This is probably one the most common question asked of authors: What made you decide to become an author?
After working for 23+ years in the fitness/yoga/wellness industries, I had decided to write a book about creating a career in those areas. I had begun that project when Sex on Fire demanded to be written.
You book is a very intense self-exploration of how trauma is begun and perpetuated over time. How did you step from recognition to writing?
I had struggled a lot with elements of shame in my trauma experience, and it took me years of different therapy modalities to personally get beyond the shame, and then there was another layer of fear when I wrote down and verbally shared many elements of my story in a small women’s circle about a year before I began the formal writing process. I used a couple of voices in the book: teenage/young adult Leah, and adult/healed Leah. Using multiple voices allowed me to write both the experience as well as the recognition. They both had to be there for the book to be written.
Your background in Personal Training seems a recurring theme for you in the book. Did personal training help with possibly recognizing the developing trauma, or did it provide a place of stability to recognize and come to terms with your personal experiences?
Personal training really came after the trauma, but it was a great teaching tool as I was doing the bulk of my healing work. Personal training was one of the arenas where I fumbled through creating personal and professional boundaries. Also, I found that having an outlet for body movement really helped me to stay grounded in my physical self. So even though one of my trauma symptoms was dissociation (mentally “leaving” your body until the trauma or flashback is over), I maybe didn’t suffer as many lingering or long lasting dissociative tendencies as other trauma survivors because of my strong foundation of bodily “connection.” I’m grateful for that. My body generally feels like a pretty safe place to be, and many trauma survivors really struggle to get to that place in their healing processes.
Sex on Fire: Finding Embodied Intimacy After Trauma is a very interesting choice for a title. What was the defining idea that triggered this as the title from other possibilities?
Frankly, I wanted something that would catch the eyes of potential readers surfing the shelves at a bookstore. It was harder to land upon the right subtitle, but after some help from the publishers, I think we have got it.
Writing from personal experience is very intensely emotional. with your revelations in the book, did you find the experiences easier writing in sequence, or was there less stress in writing them non-sequentially?
Sequence was the way to go for me, even though I had to go back and make a few additions when certain memories were triggered that had been stored away for a long while. For instance, I had almost forgotten about the interaction I had with a youth pastor. That particular experience was not as traumatic as the others, so I think I stored it a little deeper in my memory than the really painful stuff. Yet, as I was writing, I saw so many patterns of my interactions with adult men when I was a kid. It was like I one memory would trigger another with varying positions on the “yuck” scale. Being able to look back on those patterns actually helped me more with understanding some of my behavior as an adult on a deeper and more forgiving level as well.
As you detailed this personal journey, what was easiest to write about?
I really enjoyed recounting and showing myself my own power and independence when I moved with my daughter to Nashville on my own.
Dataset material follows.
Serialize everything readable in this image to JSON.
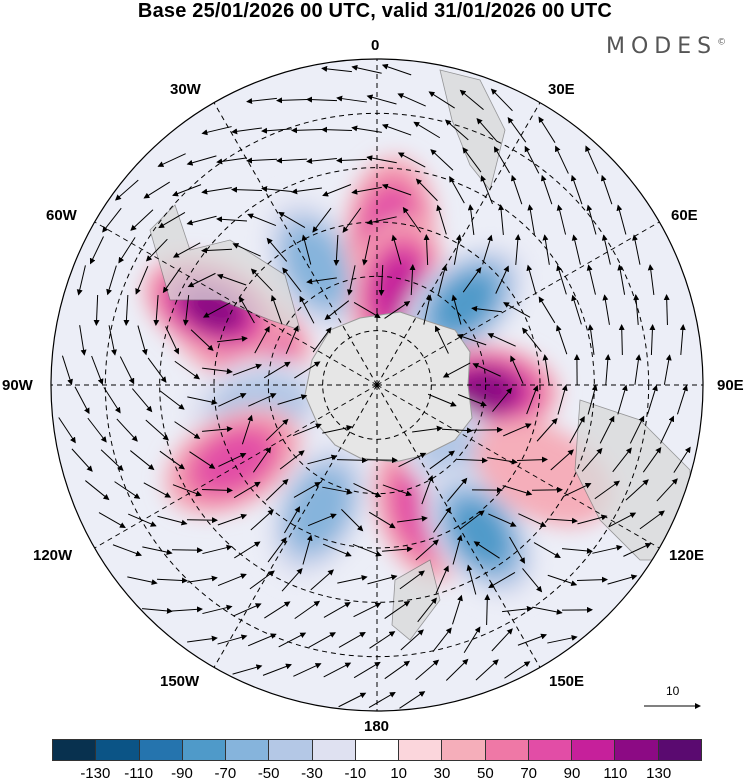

It was a leap of faith, but I also had the hard work and smarts to back it up. The Universe helped so much — seeing that whole community be created around my daughter and myself in writing was very cool.
What was the most difficult part of your writing journey with this book?
Recounting the trauma pieces was hard, for sure, but I was surprised to feel a lot of fear and anxiety when I was writing about my relationship with my mother.
As your book deals with helping oneself find “good intimacy”, some might want to lump your book in the “self-help” category. To me it feels that “self-help” is a very catch-all term for books. Do you find this category accurate or misleading for describing your book?
I hope that my book is helpful for anyone who reads it. However, I did not set out to write a “self-help” book. I view most books in that genre as pretty surface-oriented. As in, “do these things exactly the way I, the author, have laid them out and get the desired result.” My book offers a non-clinical account of how several therapy modalities worked to help me heal myself. If anything, I hope the book communicates that healing is possible, shows some good examples of what the reader might expect if he or she were to try out some of the tools, and encourages that trauma sufferer to search and try stuff until she finds her unique way through the pain and emotions to a level of wholeness she may not have experienced before.
Finally, while this book is primarily aimed at women, would you recommend men read it also?
Men who have suffered sexual trauma or who have partners (male, female, trans) who have suffered (trauma does not discriminate between gay and straight relationships, the relationship behavior holds the same patterns) sexual trauma can really benefit from this material. My husband had to do a lot of “behavior decoding” with his own therapist while I went through a lot of anxiety about trusting him and getting close to him at the beginning of our relationship. This book can shed a lot of light on how it really feels to open oneself to a safe relationship after trauma, regardless of which partner had the trauma.